Question

If an element having atomic number $96$ crystallises in cubic lattice with a density of $10.3\,g\, cm ^{-3}$ and the edge length of $314 \,pm$ then, the structure of solid is

• A. hcp
• B. fcc
• C. bcc
• D. simple cubic

Answer 1

Answer: (D)

Given, Density of element $(d)=10.3\, g\, cm ^{-3}$

Edge length $(a)=314\, pm$

Avogadro number $\left(N_{A}\right)=6.02 \times 10^{23}\, mol ^{-1}$

Molar mass $(M)=247 \,g \,mol ^{-1}$

$[\because Z=96$, having molar mass $247$, i.e. cesium $(Cs)$ ]

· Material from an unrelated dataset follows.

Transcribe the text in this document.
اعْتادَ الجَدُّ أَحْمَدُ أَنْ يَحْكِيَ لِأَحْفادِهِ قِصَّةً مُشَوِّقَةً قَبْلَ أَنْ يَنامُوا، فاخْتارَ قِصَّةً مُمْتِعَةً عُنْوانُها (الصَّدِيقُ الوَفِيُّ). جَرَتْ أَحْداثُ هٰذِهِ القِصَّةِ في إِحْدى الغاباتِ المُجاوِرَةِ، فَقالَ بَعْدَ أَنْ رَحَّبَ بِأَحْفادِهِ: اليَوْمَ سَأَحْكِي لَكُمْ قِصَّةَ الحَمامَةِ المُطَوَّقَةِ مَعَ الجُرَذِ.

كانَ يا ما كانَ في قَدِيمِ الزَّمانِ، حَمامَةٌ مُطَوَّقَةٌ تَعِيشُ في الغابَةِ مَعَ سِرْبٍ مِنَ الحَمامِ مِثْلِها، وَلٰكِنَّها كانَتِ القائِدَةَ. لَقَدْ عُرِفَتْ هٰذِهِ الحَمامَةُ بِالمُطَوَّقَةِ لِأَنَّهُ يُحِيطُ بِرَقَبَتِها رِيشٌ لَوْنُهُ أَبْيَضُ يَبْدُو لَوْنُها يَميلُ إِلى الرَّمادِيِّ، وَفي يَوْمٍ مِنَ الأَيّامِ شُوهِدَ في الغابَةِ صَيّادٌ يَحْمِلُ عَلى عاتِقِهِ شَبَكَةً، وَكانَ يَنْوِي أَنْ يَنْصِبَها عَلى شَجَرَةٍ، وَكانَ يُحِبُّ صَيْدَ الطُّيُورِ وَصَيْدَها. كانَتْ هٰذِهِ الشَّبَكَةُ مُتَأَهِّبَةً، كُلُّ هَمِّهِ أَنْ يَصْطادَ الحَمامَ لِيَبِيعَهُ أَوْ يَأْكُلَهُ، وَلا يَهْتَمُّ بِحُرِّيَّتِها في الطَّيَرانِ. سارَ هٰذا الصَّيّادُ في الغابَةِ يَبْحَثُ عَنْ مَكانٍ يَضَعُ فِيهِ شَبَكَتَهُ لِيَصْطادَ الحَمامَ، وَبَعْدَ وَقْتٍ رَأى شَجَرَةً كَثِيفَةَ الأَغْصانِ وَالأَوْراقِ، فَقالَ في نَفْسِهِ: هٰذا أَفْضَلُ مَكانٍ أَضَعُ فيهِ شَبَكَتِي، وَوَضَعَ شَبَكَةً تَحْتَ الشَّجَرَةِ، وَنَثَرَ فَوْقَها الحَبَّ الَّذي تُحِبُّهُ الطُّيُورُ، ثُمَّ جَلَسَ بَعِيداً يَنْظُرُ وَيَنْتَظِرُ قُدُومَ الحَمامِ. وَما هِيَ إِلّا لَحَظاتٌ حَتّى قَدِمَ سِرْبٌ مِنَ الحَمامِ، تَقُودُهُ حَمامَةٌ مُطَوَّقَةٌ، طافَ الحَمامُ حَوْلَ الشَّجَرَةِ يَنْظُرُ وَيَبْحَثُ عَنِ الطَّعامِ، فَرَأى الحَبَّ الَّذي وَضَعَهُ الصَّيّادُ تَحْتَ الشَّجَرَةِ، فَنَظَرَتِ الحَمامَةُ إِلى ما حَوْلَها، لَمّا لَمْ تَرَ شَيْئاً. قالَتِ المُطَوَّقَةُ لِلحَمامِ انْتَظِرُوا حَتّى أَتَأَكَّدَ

$\because d=\frac{Z \times M}{a^{3} \times N_{A}}$

where, $Z=$ number of lattice points in a unit cell

$\therefore Z=\frac{d \times a^{3} \times N_{A}}{M}$

$Z=\frac{10.3\, g\, cm ^{-3} \times(314)^{3} \times 10^{-30} \,cm \times 6.02 \times 10^{23} \,mol ^{-1}}{247\, g\, mol ^{-1}}$

$Z=0.78 \approx 1$

Thus, the structure of solid is simple cubic.